With Salisbury serving as a solo GP, Cambrian plans to back 30 companies, with investments of up to $500,000. So far, the firm has made five investments over the last few months, including Keep Financial’s recent seed round. Salisbury expects the capital will be fully deployed over 24 months.
Generally, he plans to back U.S.based companies with U.S.-oriented go-to-markets.
“My key goal is, ‘how do I identify, and then also support, the next generation of fintech founders?” Salisbury said. “And at the earliest stage, you’re really investing in people.”
There were no hard feelings on the part of his former colleagues at a16z.
“Rex’s influence, reach, and ability to identify the next great entrepreneurs in fintech are impressive and made him a valuable asset at a16z,” said Acharya. “We are delighted to see how he and Cambrian will continue to support the fintech ecosystem with the launch of this fund.”

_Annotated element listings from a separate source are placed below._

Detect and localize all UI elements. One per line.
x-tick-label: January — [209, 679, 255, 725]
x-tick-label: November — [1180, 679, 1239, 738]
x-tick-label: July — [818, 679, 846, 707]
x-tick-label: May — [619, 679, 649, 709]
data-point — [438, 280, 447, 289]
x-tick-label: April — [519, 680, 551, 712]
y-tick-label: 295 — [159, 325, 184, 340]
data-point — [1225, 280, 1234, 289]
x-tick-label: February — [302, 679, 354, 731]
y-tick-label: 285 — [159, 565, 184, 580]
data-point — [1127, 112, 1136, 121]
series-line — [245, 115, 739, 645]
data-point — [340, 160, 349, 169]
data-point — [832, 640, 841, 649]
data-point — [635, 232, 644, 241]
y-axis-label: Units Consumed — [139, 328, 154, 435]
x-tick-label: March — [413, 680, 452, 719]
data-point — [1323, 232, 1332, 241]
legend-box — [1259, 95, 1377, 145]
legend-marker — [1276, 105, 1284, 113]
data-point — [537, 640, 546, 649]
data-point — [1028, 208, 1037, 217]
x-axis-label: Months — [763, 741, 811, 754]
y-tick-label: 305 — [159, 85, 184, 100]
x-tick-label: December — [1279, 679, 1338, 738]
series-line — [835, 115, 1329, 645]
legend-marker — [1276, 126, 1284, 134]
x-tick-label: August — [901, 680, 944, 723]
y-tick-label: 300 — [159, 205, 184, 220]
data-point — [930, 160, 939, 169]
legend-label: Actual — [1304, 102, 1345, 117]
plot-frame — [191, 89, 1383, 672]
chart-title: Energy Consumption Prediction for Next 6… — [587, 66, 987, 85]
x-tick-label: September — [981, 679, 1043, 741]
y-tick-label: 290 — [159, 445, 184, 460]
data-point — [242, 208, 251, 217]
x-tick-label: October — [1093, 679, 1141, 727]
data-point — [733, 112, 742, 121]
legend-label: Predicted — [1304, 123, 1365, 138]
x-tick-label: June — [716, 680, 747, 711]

Carra, a SoFi co-founder who Salisbury worked with early in his career, recalls first meeting him after the engineer had completed a coding boot camp.
Although he was still early in his career, Carra describes Salisbury of being the person “who asked the incisive ‘hard’ questions in all-hands meetings,” to a point where other members of the management team thought Carra was feeding him queries.
“The case was simply that Rex is smart, understands both finance and tech, has a keen analytical mind, and is willing to ask the hard questions in good faith,” he said. “It was a running conversation among those of us who worked with him that we looked forward to investing in his startup — we assumed he’d be a founder next time around.”
It turns out that Salisbury’s “startup” was Cambrian, and Carra is now an LP in the new fund.
“I really like the community that he’s built and refer aspiring founders to it when I can,” he told TechCrunch via email. “I love that he’s taken time to understand the space as an operator in multiple roles, and I like Cambrian’s model and risk profile.”
Betterment Founder Jon Stein described Salisbury as a “great investor.”
“I invested with him because he’s among the best builders of network and community that I’ve ever seen,” he said via email.